The Fascinating Flute (Gopalkrishna Adiga)

If you are reading this translation, it’s possible you know I translate Da Ra Bendre’s Kannada poetry into English. If you don’t – and actually even if you do – I encourage you to read and listen to the poetry of the varakavi of 20th-century Kannada literature and one of the world’s greatest lyric poets.

However, the poem below, is not by Bendre but by Gopalkrishna Adiga, considered by many one of the best Kannada (as well as Indian-language) poets of the 20th-century and the doyen of the Navya movement, a poetry movement in Kannada that modelled itself on Europe’s modernist movement.

A tradition of setting poetry to music began in Karnataka in the early 20th century. Pioneered by Kalinga Rao and Hukkeri Balappa in South and North Karnataka respectively, this tradition came to be called “ಸುಗಮ ಸಂಗೀತ (sugama sangeeta)” or “easy-listening music”. Well-established and respected now, the tradition’s greatest achievement has been to take contemporary lyric poetry to the public. Several of Kannada’s greatest modern lyric poets – including Da Ra Bendre, K.S. Narasimhaswamy, Chennaveera Kanavi, and Chandrashekara Kambara – have benefitted from having their poems turned into a ಭಾವಗೀತೆs or bhaavageetes – a lyric poem set to music.
Of course, one can question the literary merit of more recent bhaavageetes, but that would entail questioning the literary merit (or at least the lyric quality) of more recent Kannada poetry itself; which is a matter for another day.

Anyway, this lyric poem by Adiga has a special place in the world of Kannada bhaavageetes. Since it was first released, it has come to be one of Kannada’s most recognizable and widely-sung bhaavageetes; its use in the 1995 hit Kannada film “ಅಮೆರಿಕಾ! ಅಮೆರಿಕಾ!!” or “America! America!!” served to cement its status. It is, by some distance, Adiga’s most well-known poem, not something he would have been particularly thrilled about. (As it was, he’d grumbled in 1991 itself about how its popularity had begun to mask the complexity of his later modernist poetry.)
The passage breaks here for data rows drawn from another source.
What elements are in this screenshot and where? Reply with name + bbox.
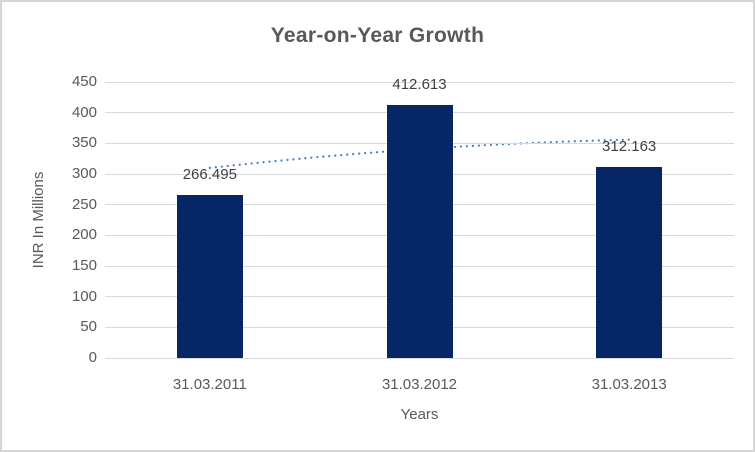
y-tick-label: 100	[71, 287, 97, 305]
y-tick-label: 250	[71, 195, 97, 213]
y-tick-label: 300	[71, 165, 97, 182]
y-gridline	[105, 81, 734, 83]
bar-data-label: 312.163	[602, 137, 657, 155]
y-tick-label: 0	[88, 349, 97, 366]
bar	[386, 104, 453, 358]
y-tick-label: 400	[71, 103, 97, 121]
y-tick-label: 450	[71, 73, 97, 90]
x-tick-label: 31.03.2012	[381, 376, 458, 393]
bar	[176, 194, 243, 358]
y-tick-label: 50	[80, 318, 97, 336]
x-axis-title: Years	[400, 406, 439, 423]
chart-title: Year-on-Year Growth	[270, 24, 485, 47]
y-tick-label: 350	[71, 134, 97, 152]
y-gridline	[105, 357, 734, 359]
y-tick-label: 200	[71, 226, 97, 244]
y-tick-label: 150	[71, 257, 97, 274]
x-tick-label: 31.03.2011	[172, 376, 247, 393]
bar-data-label: 266.495	[182, 165, 237, 183]
bar-data-label: 412.613	[392, 75, 447, 93]
bar	[596, 166, 663, 358]
x-tick-label: 31.03.2013	[591, 376, 667, 393]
Like it is with most bhaavageetes, only a portion of the poem’s been sung. Which is why, in addition to offering a Youtube link – in which only stanzas 1, 6, 7, and 8 have been sung – I have added an audio recording of the entire poem.

Original bhaavageete:

Kannada Poem’s Recitation:

The Fascinating Flute (ಮೋಹನ ಮುರಲಿ)

What fascinating flute was it that called you out to distant shores?
Which heaven’s garden wrought its pùll upon these gróunded eyes of yours?

A bed of flowers, sandal, the moon, tight-tangled limbs, a kiss;
within desire’s fenced-in field pláys this dance of the senses;

A soft-heart’s love, the touch of warmth of a cage of flesh and blood;
you said yourself that that sufficed! Why is it that you now feel bad?

What just what dòes it want to say the drift-sight of your rolling eye?
What ecstatic pain does it convey? A plea for which divinity?

Like fire dormant in the wood a despáir seems asleep somewhere;
when something rubs when something strikes an excìtement begins to flare.

Somewhére beyond the seven seas’s a sleeping simmering sea,
did the mute murmúr of its unformed waves come tràvelling all this way?

The life-breath’s now slipped out of hand; you’ve lost all command of your heart;
is to live to leave all that there is and reach oút for what there’s not?

What fascinating flute was it that called to you out of the blue?
Which heaven’s garden’s lightning-hand strétched itself forwards to you?

(Translated by Madhav K. Ajjampur)

Poem Details: From the collection “ಕಟ್ಟುವೆವು ನಾವು”, first published in 1948.

English Translation’s Recitation:

P.S: This is the first time I’m publishing a translation of a poem that’s not by Bendre. (I’ve translated other poems and poets, but never published the translations.) I took it up not simply because it seemed a nice challenge but also because I thought it would pleasantly surprise a friend (and rasika) who’s a fan of Adiga’s poetry. So, yeah – this one’s for you, Aruna.